In future, please think when implying about someone's work based on clues before pressing the submit button. Especially, think carefully how you decide to phrase it as it may offend someone.

Once again thanks for the advice guys!
 
If it helps my house has a room in the attic (probably converted 30 years ago) and all the floor joists are 4 x 2. They are 37mm apart so there's quite alot of them
 
If it helps my house has a room in the attic (probably converted 30 years ago) and all the floor joists are 4 x 2. They are 37mm apart so there's quite alot of them

That is the exact size as mine. They look awfully strong and I was convinced that you can floor it with no problems until I did a detailed research.

I don't know why people say that you mustn't put anything heavy in the loft as the ceiling joists cannot support it... Obviously I know you must not put stuff weighing half a tonne up there but I find it hard to believe that 4x2 joists can only take so called "light storage" which is a light as a few empty card board boxes! It seems like that everybody thinks that ceiling joists are made from a few sheets of paper. I am sure that ceiling joists can take more than 2kg! If fact, most of us have a water tank up there which weighs between 200-300kg.

I tried searching on the internet for examples where ceilings have collapsed because of excessive loft load, but could not find anything conclusive. If ceiling joists really can't make more than a few kilos, then surely everybody's ceilings in the country will be collapsing left, right and centre!

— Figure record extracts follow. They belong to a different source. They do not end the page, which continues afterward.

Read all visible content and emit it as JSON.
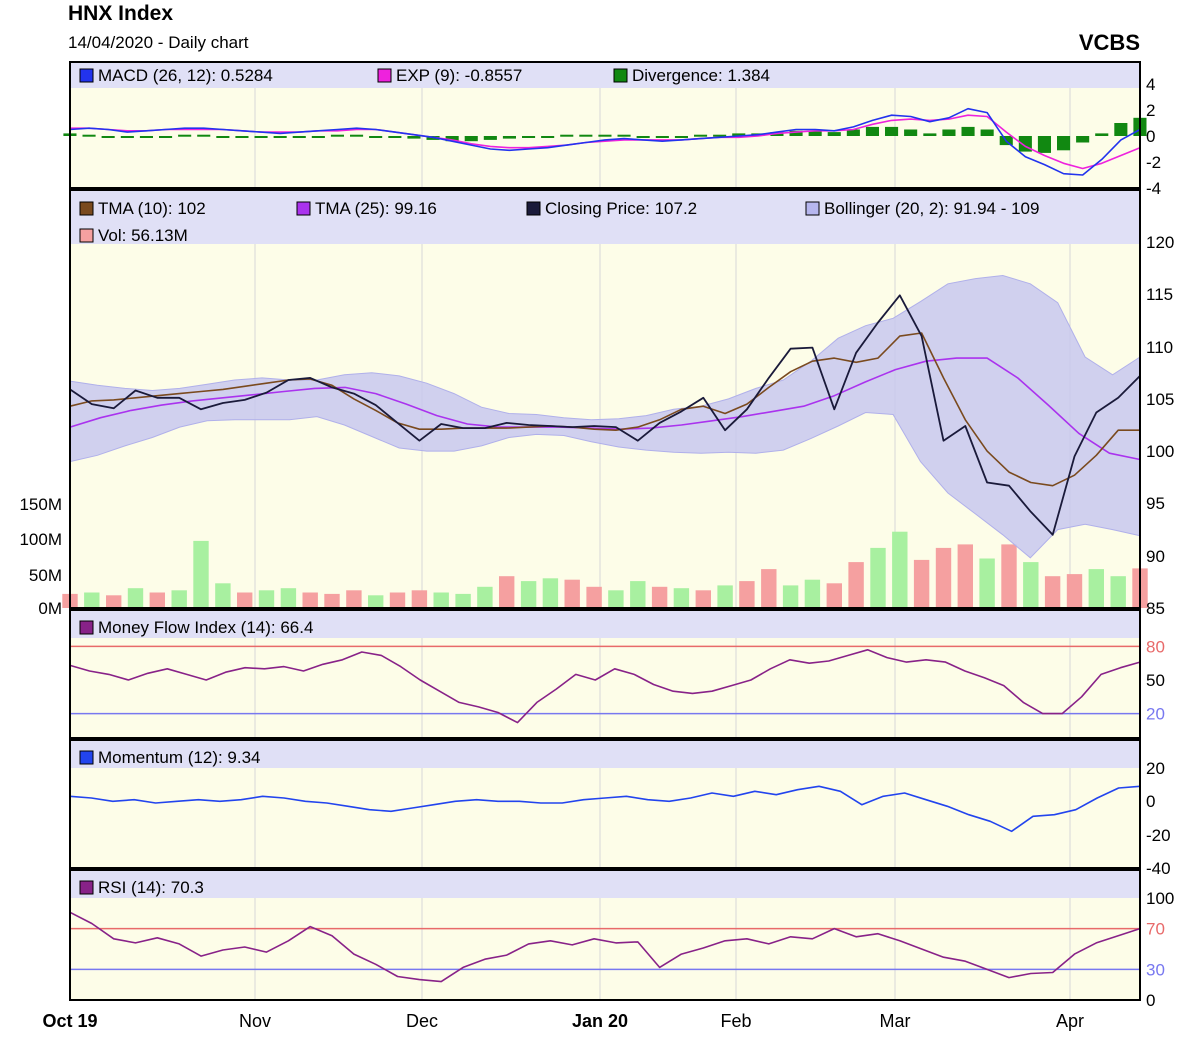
{
  "header": {
    "title": "HNX Index",
    "subtitle": "14/04/2020 - Daily chart",
    "brand": "VCBS"
  },
  "colors": {
    "panel_bg": "#fdfde8",
    "legend_bg": "#e0e0f6",
    "grid": "#d8d8d8",
    "macd": "#2233ee",
    "exp": "#ee22dd",
    "divergence": "#118811",
    "tma10": "#7a4a1e",
    "tma25": "#aa33ee",
    "close": "#1a1a3a",
    "bollinger_fill": "#c8c8ee",
    "vol_up": "#a8f0a0",
    "vol_down": "#f5a0a0",
    "mfi": "#882288",
    "momentum": "#2244ee",
    "rsi": "#882288",
    "upper_line": "#e86a6a",
    "lower_line": "#7878f0"
  },
  "chart_data": [
    {
      "type": "line",
      "panel": "macd",
      "legend": [
        {
          "label": "MACD (26, 12): 0.5284",
          "color": "#2233ee"
        },
        {
          "label": "EXP (9): -0.8557",
          "color": "#ee22dd"
        },
        {
          "label": "Divergence: 1.384",
          "color": "#118811"
        }
      ],
      "ylim": [
        -4,
        4
      ],
      "yticks": [
        "4",
        "2",
        "0",
        "-2",
        "-4"
      ],
      "series": [
        {
          "name": "MACD (26, 12)",
          "color": "#2233ee",
          "values": [
            0.5,
            0.6,
            0.5,
            0.3,
            0.4,
            0.5,
            0.6,
            0.6,
            0.5,
            0.4,
            0.3,
            0.2,
            0.3,
            0.4,
            0.5,
            0.6,
            0.5,
            0.3,
            0.1,
            -0.1,
            -0.4,
            -0.7,
            -1.0,
            -1.1,
            -1.0,
            -0.9,
            -0.7,
            -0.5,
            -0.3,
            -0.2,
            -0.3,
            -0.4,
            -0.3,
            -0.2,
            -0.1,
            0.0,
            0.1,
            0.3,
            0.5,
            0.5,
            0.4,
            0.7,
            1.2,
            1.6,
            1.5,
            1.1,
            1.4,
            2.1,
            1.8,
            -0.4,
            -1.6,
            -2.2,
            -2.9,
            -3.0,
            -1.8,
            -0.3,
            0.5
          ]
        },
        {
          "name": "EXP (9)",
          "color": "#ee22dd",
          "values": [
            0.6,
            0.6,
            0.5,
            0.4,
            0.4,
            0.5,
            0.5,
            0.5,
            0.5,
            0.4,
            0.3,
            0.3,
            0.3,
            0.4,
            0.4,
            0.5,
            0.5,
            0.3,
            0.1,
            -0.1,
            -0.3,
            -0.6,
            -0.8,
            -0.9,
            -0.9,
            -0.8,
            -0.7,
            -0.5,
            -0.4,
            -0.3,
            -0.3,
            -0.3,
            -0.3,
            -0.2,
            -0.1,
            -0.1,
            0.0,
            0.2,
            0.3,
            0.4,
            0.4,
            0.5,
            0.9,
            1.2,
            1.3,
            1.2,
            1.3,
            1.6,
            1.5,
            0.3,
            -0.8,
            -1.5,
            -2.1,
            -2.5,
            -2.1,
            -1.5,
            -0.9
          ]
        },
        {
          "name": "Divergence",
          "color": "#118811",
          "values": [
            0.2,
            0.1,
            0.0,
            -0.1,
            -0.1,
            0.0,
            0.1,
            0.1,
            0.0,
            0.0,
            0.0,
            -0.1,
            0.0,
            0.0,
            0.1,
            0.1,
            0.0,
            -0.1,
            -0.2,
            -0.3,
            -0.4,
            -0.4,
            -0.3,
            -0.2,
            -0.1,
            0.0,
            0.1,
            0.1,
            0.1,
            0.1,
            0.0,
            -0.1,
            0.0,
            0.1,
            0.1,
            0.2,
            0.2,
            0.3,
            0.4,
            0.4,
            0.3,
            0.5,
            0.7,
            0.7,
            0.5,
            0.2,
            0.5,
            0.7,
            0.5,
            -0.7,
            -1.2,
            -1.3,
            -1.1,
            -0.5,
            0.2,
            1.0,
            1.4
          ]
        }
      ]
    },
    {
      "type": "line",
      "panel": "price",
      "legend": [
        {
          "label": "TMA (10): 102",
          "color": "#7a4a1e"
        },
        {
          "label": "TMA (25): 99.16",
          "color": "#aa33ee"
        },
        {
          "label": "Closing Price: 107.2",
          "color": "#1a1a3a"
        },
        {
          "label": "Bollinger (20, 2): 91.94 - 109",
          "color": "#b6b6ee"
        },
        {
          "label": "Vol: 56.13M",
          "color": "#f5a0a0"
        }
      ],
      "ylim": [
        85,
        120
      ],
      "yticks": [
        "120",
        "115",
        "110",
        "105",
        "100",
        "95",
        "90",
        "85"
      ],
      "vol_ticks": [
        "150M",
        "100M",
        "50M",
        "0M"
      ],
      "series": [
        {
          "name": "Closing Price",
          "color": "#1a1a3a",
          "values": [
            105.9,
            104.5,
            104.1,
            105.8,
            105.1,
            105.1,
            104.0,
            104.6,
            104.9,
            105.6,
            106.8,
            107.0,
            106.1,
            105.5,
            104.4,
            102.7,
            101.0,
            102.6,
            102.2,
            102.2,
            102.7,
            102.5,
            102.4,
            102.3,
            102.4,
            102.3,
            101.0,
            102.7,
            103.8,
            105.1,
            102.0,
            104.0,
            107.0,
            109.8,
            109.9,
            104.0,
            109.4,
            112.3,
            114.9,
            111.0,
            101.0,
            102.4,
            97.0,
            96.7,
            94.2,
            92.0,
            99.5,
            103.7,
            105.1,
            107.2
          ]
        },
        {
          "name": "TMA (10)",
          "color": "#7a4a1e",
          "values": [
            104.3,
            104.8,
            104.9,
            105.1,
            105.3,
            105.5,
            105.7,
            105.9,
            106.2,
            106.5,
            106.8,
            106.9,
            106.3,
            105.0,
            103.9,
            102.7,
            102.1,
            102.1,
            102.2,
            102.2,
            102.2,
            102.3,
            102.4,
            102.3,
            102.1,
            102.0,
            102.3,
            103.0,
            104.0,
            104.3,
            103.6,
            104.5,
            106.1,
            107.6,
            108.6,
            108.9,
            108.5,
            108.9,
            111.0,
            111.3,
            107.0,
            103.0,
            100.0,
            98.0,
            97.0,
            96.7,
            97.7,
            99.6,
            102.0,
            102.0
          ]
        },
        {
          "name": "TMA (25)",
          "color": "#aa33ee",
          "values": [
            102.3,
            103.2,
            103.9,
            104.4,
            104.8,
            105.1,
            105.4,
            105.7,
            106.0,
            106.1,
            105.5,
            104.5,
            103.4,
            102.6,
            102.3,
            102.3,
            102.3,
            102.2,
            102.1,
            102.2,
            102.5,
            102.9,
            103.3,
            103.8,
            104.3,
            105.3,
            106.6,
            107.8,
            108.6,
            108.9,
            108.9,
            107.0,
            104.4,
            101.7,
            99.8,
            99.2
          ]
        },
        {
          "name": "Bollinger upper",
          "color": "#b6b6ee",
          "values": [
            106.7,
            106.3,
            106.0,
            105.8,
            106.0,
            106.4,
            106.8,
            107.0,
            106.8,
            106.8,
            107.3,
            107.5,
            107.2,
            106.5,
            105.5,
            104.2,
            103.6,
            103.5,
            103.2,
            103.0,
            103.1,
            103.4,
            104.0,
            104.3,
            105.0,
            106.0,
            106.8,
            108.6,
            110.8,
            112.0,
            112.7,
            114.3,
            116.0,
            116.5,
            116.8,
            116.0,
            114.2,
            109.0,
            107.3,
            109.0
          ]
        },
        {
          "name": "Bollinger lower",
          "color": "#b6b6ee",
          "values": [
            99.0,
            99.6,
            100.5,
            101.3,
            102.3,
            102.9,
            103.0,
            103.0,
            103.0,
            103.3,
            102.5,
            101.4,
            100.3,
            100.0,
            100.0,
            100.5,
            101.3,
            101.6,
            101.5,
            100.9,
            100.4,
            100.1,
            99.9,
            99.8,
            99.9,
            99.8,
            100.1,
            101.2,
            102.4,
            103.7,
            103.5,
            99.0,
            96.0,
            94.0,
            92.0,
            89.8,
            92.5,
            93.0,
            92.5,
            91.9
          ]
        }
      ],
      "volume": [
        {
          "v": 20,
          "up": false
        },
        {
          "v": 22,
          "up": true
        },
        {
          "v": 18,
          "up": false
        },
        {
          "v": 28,
          "up": true
        },
        {
          "v": 22,
          "up": false
        },
        {
          "v": 25,
          "up": true
        },
        {
          "v": 95,
          "up": true
        },
        {
          "v": 35,
          "up": true
        },
        {
          "v": 22,
          "up": false
        },
        {
          "v": 25,
          "up": true
        },
        {
          "v": 28,
          "up": true
        },
        {
          "v": 22,
          "up": false
        },
        {
          "v": 20,
          "up": false
        },
        {
          "v": 25,
          "up": false
        },
        {
          "v": 18,
          "up": true
        },
        {
          "v": 22,
          "up": false
        },
        {
          "v": 25,
          "up": false
        },
        {
          "v": 22,
          "up": true
        },
        {
          "v": 20,
          "up": true
        },
        {
          "v": 30,
          "up": true
        },
        {
          "v": 45,
          "up": false
        },
        {
          "v": 38,
          "up": true
        },
        {
          "v": 42,
          "up": true
        },
        {
          "v": 40,
          "up": false
        },
        {
          "v": 30,
          "up": false
        },
        {
          "v": 25,
          "up": true
        },
        {
          "v": 38,
          "up": true
        },
        {
          "v": 30,
          "up": false
        },
        {
          "v": 28,
          "up": true
        },
        {
          "v": 25,
          "up": false
        },
        {
          "v": 32,
          "up": true
        },
        {
          "v": 38,
          "up": false
        },
        {
          "v": 55,
          "up": false
        },
        {
          "v": 32,
          "up": true
        },
        {
          "v": 40,
          "up": true
        },
        {
          "v": 35,
          "up": false
        },
        {
          "v": 65,
          "up": false
        },
        {
          "v": 85,
          "up": true
        },
        {
          "v": 108,
          "up": true
        },
        {
          "v": 68,
          "up": false
        },
        {
          "v": 85,
          "up": false
        },
        {
          "v": 90,
          "up": false
        },
        {
          "v": 70,
          "up": true
        },
        {
          "v": 90,
          "up": false
        },
        {
          "v": 65,
          "up": true
        },
        {
          "v": 45,
          "up": false
        },
        {
          "v": 48,
          "up": false
        },
        {
          "v": 55,
          "up": true
        },
        {
          "v": 45,
          "up": true
        },
        {
          "v": 56,
          "up": false
        }
      ]
    },
    {
      "type": "line",
      "panel": "mfi",
      "legend": [
        {
          "label": "Money Flow Index (14): 66.4",
          "color": "#882288"
        }
      ],
      "ylim": [
        0,
        100
      ],
      "yticks": [
        "80",
        "50",
        "20"
      ],
      "levels": [
        80,
        20
      ],
      "series": [
        {
          "name": "Money Flow Index (14)",
          "color": "#882288",
          "values": [
            63,
            58,
            55,
            50,
            56,
            60,
            55,
            50,
            57,
            61,
            60,
            62,
            58,
            64,
            68,
            75,
            72,
            62,
            50,
            40,
            30,
            26,
            21,
            12,
            30,
            42,
            55,
            50,
            60,
            55,
            46,
            40,
            38,
            40,
            45,
            50,
            60,
            68,
            65,
            67,
            72,
            77,
            70,
            66,
            68,
            66,
            58,
            52,
            45,
            30,
            20,
            20,
            35,
            55,
            61,
            66
          ]
        }
      ]
    },
    {
      "type": "line",
      "panel": "momentum",
      "legend": [
        {
          "label": "Momentum (12): 9.34",
          "color": "#2244ee"
        }
      ],
      "ylim": [
        -40,
        20
      ],
      "yticks": [
        "20",
        "0",
        "-20",
        "-40"
      ],
      "series": [
        {
          "name": "Momentum (12)",
          "color": "#2244ee",
          "values": [
            3,
            2,
            0,
            1,
            -1,
            0,
            1,
            0,
            1,
            3,
            2,
            0,
            -1,
            -3,
            -5,
            -6,
            -4,
            -2,
            0,
            1,
            0,
            0,
            -1,
            -1,
            1,
            2,
            3,
            1,
            0,
            2,
            5,
            3,
            6,
            4,
            7,
            9,
            6,
            -2,
            3,
            5,
            1,
            -3,
            -8,
            -12,
            -18,
            -9,
            -8,
            -5,
            2,
            8,
            9
          ]
        }
      ]
    },
    {
      "type": "line",
      "panel": "rsi",
      "legend": [
        {
          "label": "RSI (14): 70.3",
          "color": "#882288"
        }
      ],
      "ylim": [
        0,
        100
      ],
      "yticks": [
        "100",
        "70",
        "30",
        "0"
      ],
      "levels": [
        70,
        30
      ],
      "xlabels": [
        "Oct 19",
        "Nov",
        "Dec",
        "Jan 20",
        "Feb",
        "Mar",
        "Apr"
      ],
      "series": [
        {
          "name": "RSI (14)",
          "color": "#882288",
          "values": [
            86,
            75,
            60,
            56,
            61,
            55,
            43,
            49,
            52,
            47,
            58,
            72,
            63,
            45,
            35,
            23,
            20,
            18,
            32,
            40,
            44,
            55,
            58,
            54,
            60,
            56,
            57,
            32,
            45,
            51,
            58,
            60,
            55,
            62,
            60,
            70,
            62,
            65,
            58,
            50,
            42,
            38,
            30,
            22,
            26,
            27,
            45,
            56,
            63,
            70
          ]
        }
      ]
    }
  ]
}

I've not floored my loft yet but I will hopefully do it next summer.
 
On the last loft conversion I done, a previous owner had laid 4x2s across the existing joists to take a floor. The ceiling didn't collapse but it did sag, about 3in at the worst point.

You need to put the right size joists in.
 
The odd thing is that our 1930's semi has 3"x2" joists on the ground floor and there is a basement underneath !

The floor has a lot of bounce in it and I will be fitting a couple of 6"x2"s in each room to reduce some of the bounce, but that has held all the furniture for the ground floor for the last 70 years.

I think to be honest the calculations are based on worse case situations such as a pair of 48 stone Americans sitting in big heavy chairs. and lots of heavy furniture. Building regulations have to account for these possibilities they can't assume that you'll never have more than two 15 stone people at any one time standing on that area. They also have to assume that you are likely to be practicing start jumps !.

So in reality you can probably get away with not going to the trouble of being to spec. But it does then raise the question of what happens if someone does hurt themselves or when you come to sell the house what happens if an inspection turns up something that isn't right it would make it mighty difficult to sell.

Personally I'm planning on making our loft space useable for tidy easy access storage, so will be boarding out the loft and insulating rafters etc. But seeing as how I am likely to store heavy books up there I will build up the the 3x2's to 6x2's as I'm not confident that it will be strong enough otherwise, and enables me to put more insulation up there. I'm not going to the trouble of steal supports or anything complicated like that.
 
When you decide on the flooring material, just a suggestion but get 1 piece.
take it home & make sure that you can actually get that piece up into the loft.

It can be very embarrassing to find that you cannot get the load of sheets you have just had cut to size up there because its too long.